映画にもよるし、長さにもよるし、監督にもよるが、
おおむね、700から1000カット。
(いけちゃんとぼくは、たしか800以上。
ちなみにCMだと、15秒で10から12ぐらい)
この数字から、色々なことがわかる。
まず、設定厨はこの数字の前に無力だ。
面白い設定は勿論大事だし、
平凡で陳腐な設定など、面白い映画にあってはならない。
しかしそれが、舞台設定および人物設定だとしても、
それぞれ1カットあれば事足りるから、
せいぜい20カットで足りる、という計算になる。
残り680カットは、何を描いて過ごすつもりか。
つまり、変化しない静止画のようなものは、
変化することに残り680カットを使うのだ。
設定を大事にすることはいい。
その34倍の分量も、同等に大事にすべきことがある。
120分、800カットだとしたら、
1カットは平均9秒の計算になる。
(CMは12カットだとすると、1カット1秒1/4の計算)
短い芝居の1シーンは1分半ぐらいが多いから、
それは10カットぐらいで構成されている計算だ。
「7分半の悪魔」は、平均50カットで構成される計算だ。
実際、アクションシーンはカット割りが細かいので数字が変わる。
「いけちゃんとぼく」のクライマックス、
野球のシーンは試合は1分半で80ぐらいのカット割りをしている。
CM並みのテンポ感だ。
風魔のカメラマン、菊地さんは、1時間に6カット撮影が限界、
と言っていた。
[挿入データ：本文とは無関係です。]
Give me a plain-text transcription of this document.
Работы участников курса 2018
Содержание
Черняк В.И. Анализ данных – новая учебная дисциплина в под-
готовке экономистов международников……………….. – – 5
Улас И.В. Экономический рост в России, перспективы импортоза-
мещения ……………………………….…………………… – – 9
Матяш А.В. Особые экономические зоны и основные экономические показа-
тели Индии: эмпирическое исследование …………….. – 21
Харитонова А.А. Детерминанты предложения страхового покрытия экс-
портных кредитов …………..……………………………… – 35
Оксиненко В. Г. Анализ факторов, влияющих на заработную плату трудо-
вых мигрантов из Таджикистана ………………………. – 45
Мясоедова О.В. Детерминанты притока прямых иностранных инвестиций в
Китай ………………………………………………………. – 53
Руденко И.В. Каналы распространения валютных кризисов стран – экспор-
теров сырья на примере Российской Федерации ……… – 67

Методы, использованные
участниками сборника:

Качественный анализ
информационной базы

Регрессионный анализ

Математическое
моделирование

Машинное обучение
これは業界でも最速だと思う。
(CMでは、1カットに90分かけるのは遅い撮影ではない。
ハリウッドでは、1日20カット撮るマイケルベイが早撮りとして有名らしく、
数字の落差に唖然としたことがある)
1日8時間働くとして、移動なしで、
余裕を見て40カットが一日に撮れる分量だ。
(風魔メモにも書いたが、12、13話のアクションシーン泊まりロケでは、
朝から夜遅くまで、1日108カットを撮った。最終回撮影という気合いがなければ、
到底切り抜けられない数字だ)
休みが1日もないなら20日間で撮れる。
7日に1日休みを入れると、23日で撮れる。
実際は、一日に何ヵ所か移動して撮るので、
4週間かかって映画は撮影される。
あくまでも概算だ。現実には、予算がない、スケジュールがないといって、
1日18時間働いたりすることもある。
800カットだとしたら、
一幕を200、
二幕に400、
三幕に200の配分だろう。
実際には三幕のクライマックスでもっとカットを使うから、
200、300、300ぐらいの配分かも知れない。
それは、脚本内の緩急がどのように組んであるかで決まる。
特撮だけを別班に組んだり、
アクションだけを別班に組んだり、
風景だけを別班に組んだりする映画も多い。
それぞれの配分は、メイン監督が決める。
(特技監督が強い映画は、そっちがメインになるかもだ)
それぞれが予算を取り合う破目になるのは、どこの世界でも同じだ。
映画は、カットの積み重ねをモンタージュして、
ストーリーを語る芸術だ。
脚本家がカット割りの神髄を知らなければならない訳ではない。
ただ、最終的にそれらに撮影現場で分解されて、
編集室で再構成されるものであることは、知っておいたほうがよい。